Homeowners reveal their deeds have disappeared from banks after years of 'safe keeping'
Home owners across the country have revealed that their property deeds have been disappearing from banks in recent years.
Callers to RTÉ Radio One’s Liveline this afternoon spoke about how they had lodged their title deeds with their banks and can now no longer access them.
One caller, Sylvia Briggs said she had lodged an envelope containing her deeds with her bank in Dublin 16 years ago but when she returned to collect them this year she was told the bank did not have the envelope.
Sylvia explained: “The year 2000 I went to Bank of Ireland, which was my bank, over in James’s street and I put it in an envelope for safe keeping, which was very obviously the title deeds to my house – that was in June 2000.
“I went back on the 29th May this year and I asked them for them. Now I did that on the phone and about two days later I rang, giving them time to retrieve them and they told me they hadn’t got them.
“I said it’s ridiculous, I have the receipt I was given and so on. Now this has gone on since the 29th May. I have got absolutely nowhere with Bank of Ireland.”
Sylvia said she then visited the bank to try to resolve the issue but was unable to establish what had happened to the deeds.
She explained: “When I came in, luckily I went up to a young man and said ‘I want to see the manager’ and this woman said ‘It’s me’ and brought me into her office.
“When she realised, she said ‘I have to get in touch with such and such a department’ but she didn’t in my presence and I was left sitting in her office, I would say about 20 minutes. I didn’t time it. I didn’t realise I was going to be that long.”
“They didn’t use the word ‘lost’, they said ‘We haven’t got them’ but they never used the word ‘lost’,” she added.
She told the show that when she originally lodged the documents she understood they would be kept in a safe but couldn’t swear to that.

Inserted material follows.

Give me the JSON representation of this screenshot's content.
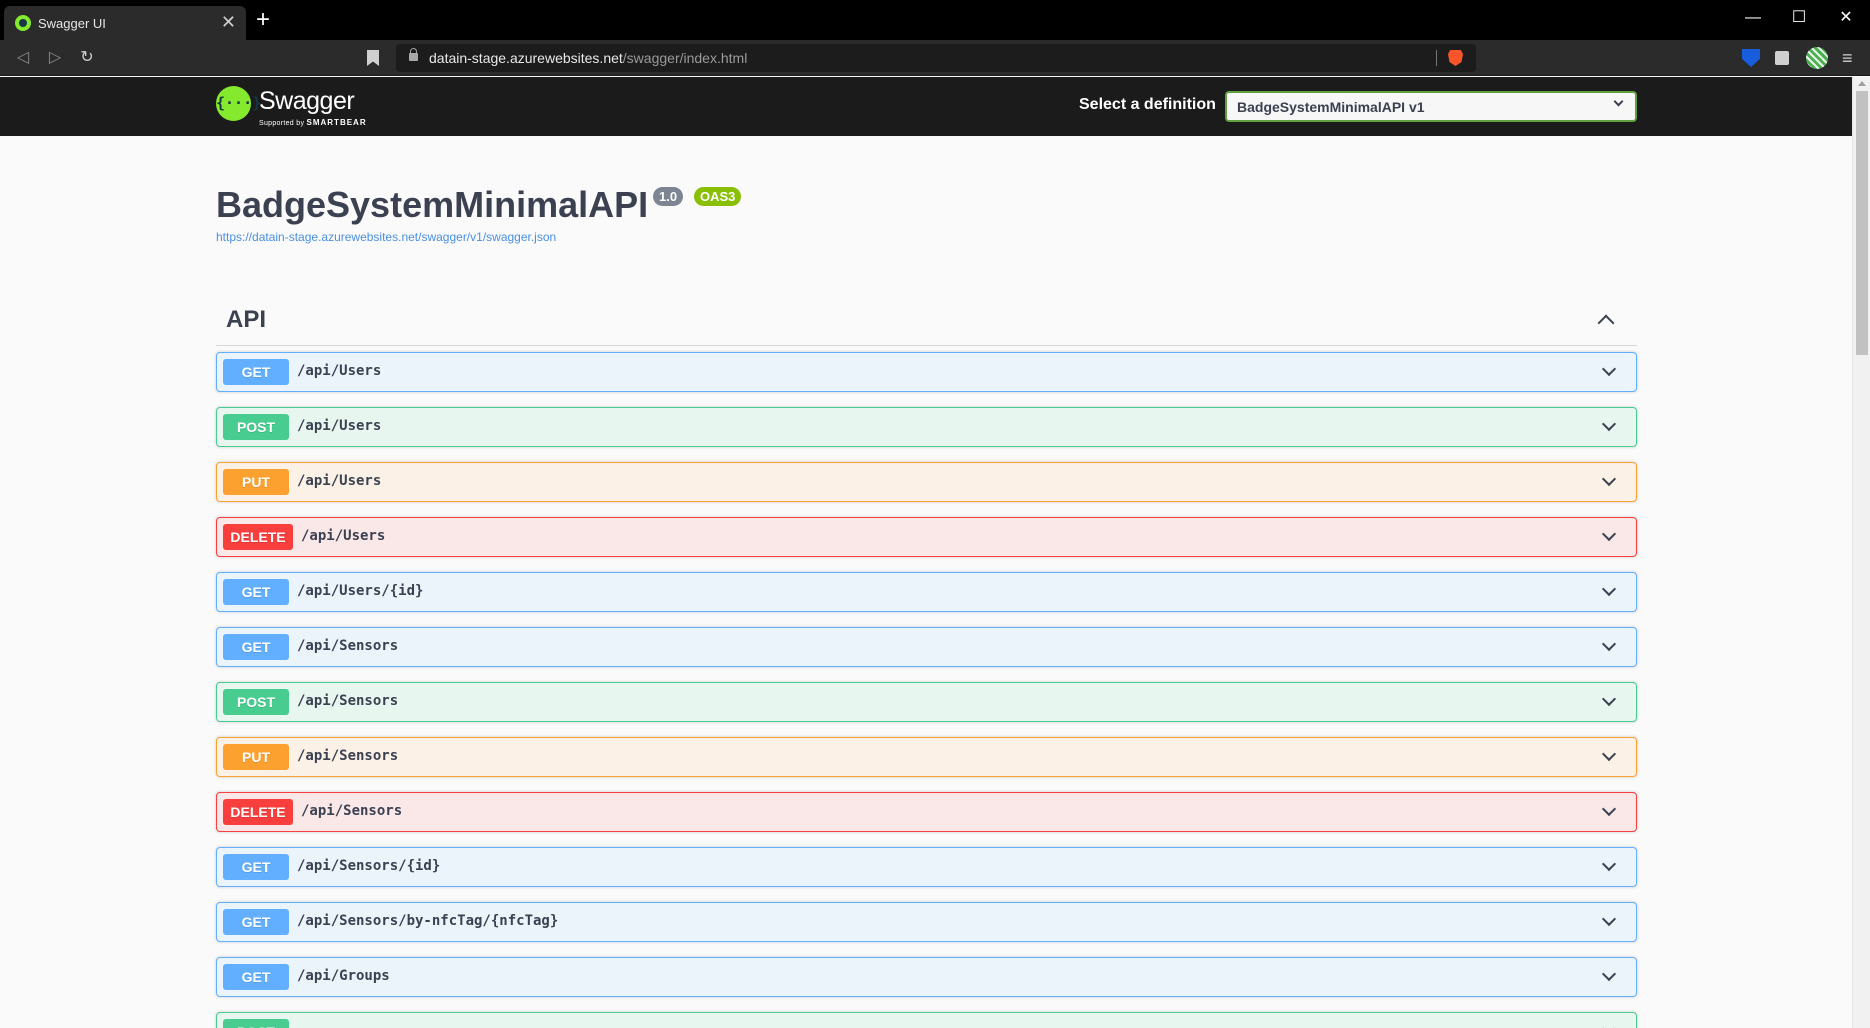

"Well I understood they were [offering the service]. And when I came in nobody was surprised at the request. It seemed to be routine and I was instantly brought up to the counter and the lady took out this register of some sort and she wrote out the docket there and then in my presence.”
She said: “I was full confident in the bank. I never anticipated anything like this, to be fair. Maybe I was naïve – I realise now I was. Even though it’s a small house, the land on which it is, is quite complicated so it’s a very thick envelope.”

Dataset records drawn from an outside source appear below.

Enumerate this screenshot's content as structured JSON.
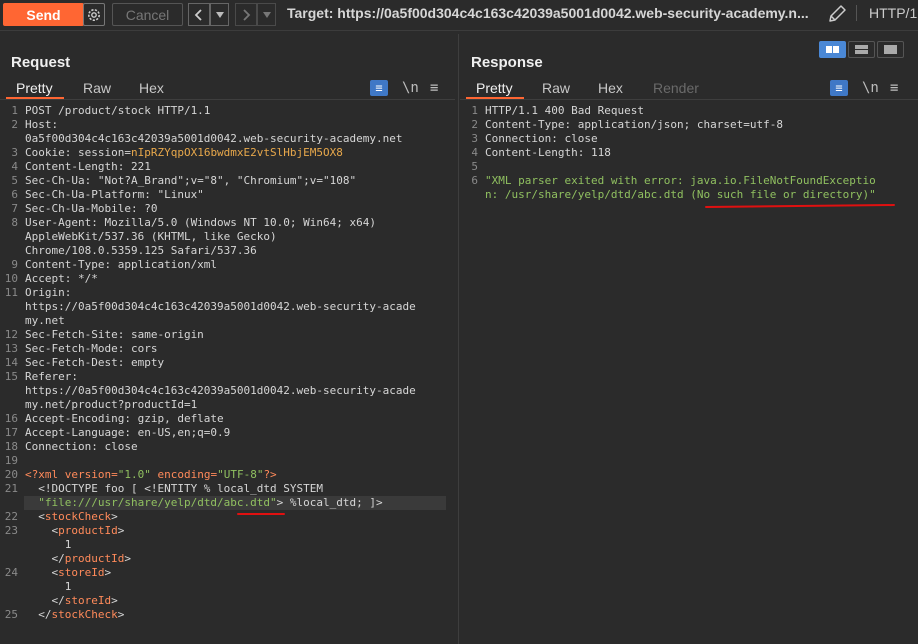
{
  "toolbar": {
    "send_label": "Send",
    "cancel_label": "Cancel",
    "back_icon": "chevron-left",
    "back_dropdown_icon": "caret-down",
    "forward_icon": "chevron-right",
    "forward_dropdown_icon": "caret-down",
    "target_text": "Target: https://0a5f00d304c4c163c42039a5001d0042.web-security-academy.n...",
    "protocol_label": "HTTP/1",
    "accent_color": "#ff6633"
  },
  "request": {
    "title": "Request",
    "tabs": [
      "Pretty",
      "Raw",
      "Hex"
    ],
    "active_tab": "Pretty",
    "wrap_icon_label": "≡",
    "newline_icon_label": "\\n",
    "menu_icon_label": "≡",
    "lines": [
      {
        "n": "1",
        "parts": [
          {
            "t": "POST /product/stock HTTP/1.1",
            "c": "plain"
          }
        ]
      },
      {
        "n": "2",
        "parts": [
          {
            "t": "Host:",
            "c": "plain"
          }
        ]
      },
      {
        "n": "",
        "parts": [
          {
            "t": "0a5f00d304c4c163c42039a5001d0042.web-security-academy.net",
            "c": "plain"
          }
        ]
      },
      {
        "n": "3",
        "parts": [
          {
            "t": "Cookie: session=",
            "c": "plain"
          },
          {
            "t": "nIpRZYqpOX16bwdmxE2vtSlHbjEM5OX8",
            "c": "cookie"
          }
        ]
      },
      {
        "n": "4",
        "parts": [
          {
            "t": "Content-Length: 221",
            "c": "plain"
          }
        ]
      },
      {
        "n": "5",
        "parts": [
          {
            "t": "Sec-Ch-Ua: \"Not?A_Brand\";v=\"8\", \"Chromium\";v=\"108\"",
            "c": "plain"
          }
        ]
      },
      {
        "n": "6",
        "parts": [
          {
            "t": "Sec-Ch-Ua-Platform: \"Linux\"",
            "c": "plain"
          }
        ]
      },
      {
        "n": "7",
        "parts": [
          {
            "t": "Sec-Ch-Ua-Mobile: ?0",
            "c": "plain"
          }
        ]
      },
      {
        "n": "8",
        "parts": [
          {
            "t": "User-Agent: Mozilla/5.0 (Windows NT 10.0; Win64; x64)",
            "c": "plain"
          }
        ]
      },
      {
        "n": "",
        "parts": [
          {
            "t": "AppleWebKit/537.36 (KHTML, like Gecko)",
            "c": "plain"
          }
        ]
      },
      {
        "n": "",
        "parts": [
          {
            "t": "Chrome/108.0.5359.125 Safari/537.36",
            "c": "plain"
          }
        ]
      },
      {
        "n": "9",
        "parts": [
          {
            "t": "Content-Type: application/xml",
            "c": "plain"
          }
        ]
      },
      {
        "n": "10",
        "parts": [
          {
            "t": "Accept: */*",
            "c": "plain"
          }
        ]
      },
      {
        "n": "11",
        "parts": [
          {
            "t": "Origin:",
            "c": "plain"
          }
        ]
      },
      {
        "n": "",
        "parts": [
          {
            "t": "https://0a5f00d304c4c163c42039a5001d0042.web-security-acade",
            "c": "plain"
          }
        ]
      },
      {
        "n": "",
        "parts": [
          {
            "t": "my.net",
            "c": "plain"
          }
        ]
      },
      {
        "n": "12",
        "parts": [
          {
            "t": "Sec-Fetch-Site: same-origin",
            "c": "plain"
          }
        ]
      },
      {
        "n": "13",
        "parts": [
          {
            "t": "Sec-Fetch-Mode: cors",
            "c": "plain"
          }
        ]
      },
      {
        "n": "14",
        "parts": [
          {
            "t": "Sec-Fetch-Dest: empty",
            "c": "plain"
          }
        ]
      },
      {
        "n": "15",
        "parts": [
          {
            "t": "Referer:",
            "c": "plain"
          }
        ]
      },
      {
        "n": "",
        "parts": [
          {
            "t": "https://0a5f00d304c4c163c42039a5001d0042.web-security-acade",
            "c": "plain"
          }
        ]
      },
      {
        "n": "",
        "parts": [
          {
            "t": "my.net/product?productId=1",
            "c": "plain"
          }
        ]
      },
      {
        "n": "16",
        "parts": [
          {
            "t": "Accept-Encoding: gzip, deflate",
            "c": "plain"
          }
        ]
      },
      {
        "n": "17",
        "parts": [
          {
            "t": "Accept-Language: en-US,en;q=0.9",
            "c": "plain"
          }
        ]
      },
      {
        "n": "18",
        "parts": [
          {
            "t": "Connection: close",
            "c": "plain"
          }
        ]
      },
      {
        "n": "19",
        "parts": [
          {
            "t": "",
            "c": "plain"
          }
        ]
      },
      {
        "n": "20",
        "parts": [
          {
            "t": "<?xml version=",
            "c": "tag"
          },
          {
            "t": "\"1.0\"",
            "c": "str"
          },
          {
            "t": " encoding=",
            "c": "tag"
          },
          {
            "t": "\"UTF-8\"",
            "c": "str"
          },
          {
            "t": "?>",
            "c": "tag"
          }
        ]
      },
      {
        "n": "21",
        "parts": [
          {
            "t": "  <!DOCTYPE foo [ <!ENTITY % local_dtd SYSTEM",
            "c": "plain"
          }
        ]
      },
      {
        "n": "",
        "hl": true,
        "parts": [
          {
            "t": "  ",
            "c": "plain"
          },
          {
            "t": "\"file:///usr/share/yelp/dtd/abc.dtd\"",
            "c": "str"
          },
          {
            "t": "> %local_dtd; ]>",
            "c": "plain"
          }
        ]
      },
      {
        "n": "22",
        "parts": [
          {
            "t": "  <",
            "c": "plain"
          },
          {
            "t": "stockCheck",
            "c": "tag"
          },
          {
            "t": ">",
            "c": "plain"
          }
        ]
      },
      {
        "n": "23",
        "parts": [
          {
            "t": "    <",
            "c": "plain"
          },
          {
            "t": "productId",
            "c": "tag"
          },
          {
            "t": ">",
            "c": "plain"
          }
        ]
      },
      {
        "n": "",
        "parts": [
          {
            "t": "      1",
            "c": "plain"
          }
        ]
      },
      {
        "n": "",
        "parts": [
          {
            "t": "    </",
            "c": "plain"
          },
          {
            "t": "productId",
            "c": "tag"
          },
          {
            "t": ">",
            "c": "plain"
          }
        ]
      },
      {
        "n": "24",
        "parts": [
          {
            "t": "    <",
            "c": "plain"
          },
          {
            "t": "storeId",
            "c": "tag"
          },
          {
            "t": ">",
            "c": "plain"
          }
        ]
      },
      {
        "n": "",
        "parts": [
          {
            "t": "      1",
            "c": "plain"
          }
        ]
      },
      {
        "n": "",
        "parts": [
          {
            "t": "    </",
            "c": "plain"
          },
          {
            "t": "storeId",
            "c": "tag"
          },
          {
            "t": ">",
            "c": "plain"
          }
        ]
      },
      {
        "n": "25",
        "parts": [
          {
            "t": "  </",
            "c": "plain"
          },
          {
            "t": "stockCheck",
            "c": "tag"
          },
          {
            "t": ">",
            "c": "plain"
          }
        ]
      }
    ]
  },
  "response": {
    "title": "Response",
    "tabs": [
      "Pretty",
      "Raw",
      "Hex",
      "Render"
    ],
    "active_tab": "Pretty",
    "disabled_tab": "Render",
    "wrap_icon_label": "≡",
    "newline_icon_label": "\\n",
    "menu_icon_label": "≡",
    "lines": [
      {
        "n": "1",
        "parts": [
          {
            "t": "HTTP/1.1 400 Bad Request",
            "c": "plain"
          }
        ]
      },
      {
        "n": "2",
        "parts": [
          {
            "t": "Content-Type: application/json; charset=utf-8",
            "c": "plain"
          }
        ]
      },
      {
        "n": "3",
        "parts": [
          {
            "t": "Connection: close",
            "c": "plain"
          }
        ]
      },
      {
        "n": "4",
        "parts": [
          {
            "t": "Content-Length: 118",
            "c": "plain"
          }
        ]
      },
      {
        "n": "5",
        "parts": [
          {
            "t": "",
            "c": "plain"
          }
        ]
      },
      {
        "n": "6",
        "parts": [
          {
            "t": "\"XML parser exited with error: java.io.FileNotFoundExceptio",
            "c": "str"
          }
        ]
      },
      {
        "n": "",
        "parts": [
          {
            "t": "n: /usr/share/yelp/dtd/abc.dtd (No such file or directory)\"",
            "c": "str"
          }
        ]
      }
    ]
  },
  "layout_buttons": [
    {
      "name": "layout-side-by-side-button",
      "active": true
    },
    {
      "name": "layout-stacked-button",
      "active": false
    },
    {
      "name": "layout-tabs-button",
      "active": false
    }
  ]
}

Sylvia said she needs the deeds to sell her house and so must now create a new set of deeds at an estimated cost of between €4000 and €5000.
“I look at the Bank of Ireland. I’ve been a taxpayer all my life. My money went towards rescuing them and they treat the public with contempt and I stand over that.”
Another caller, Maura said she had faced a similar issue which has stalled the sale of her brother’s house for the past 14 months.
She explained: “My brother was selling his house in Achill Island and the bank lost his title deeds and we had to get the deeds reconstituted. So it has caused a huge delay in selling the house. We’re over a year trying to complete this transaction.
“We’ve had to get the deeds reconstituted, which has then involved searching the title deeds, searching all the planning permissions. We actually had to reapply for retention planning permission for an extension that has already been put on the house when we bought it.”
“We’ve had €3,000 for the engineers to do the retention of planning permission and we haven’t even factored in the legal fees for getting the deeds reconstituted yet because we haven’t got that yet, so you’re looking at huge money.”
Maura told the show one of the first problems they faced was getting the bank to admit the deeds had been misplaced.
“First of all getting them to admit that they had lost the deeds, I think it actually took me six weeks for them to admit they had misplaced the deeds. Basically they just shrugged their shoulders and went ‘That’s it’.
“They sent out a letter saying they could not source the deeds.”
Several other callers detailed similar experiences with their own banks.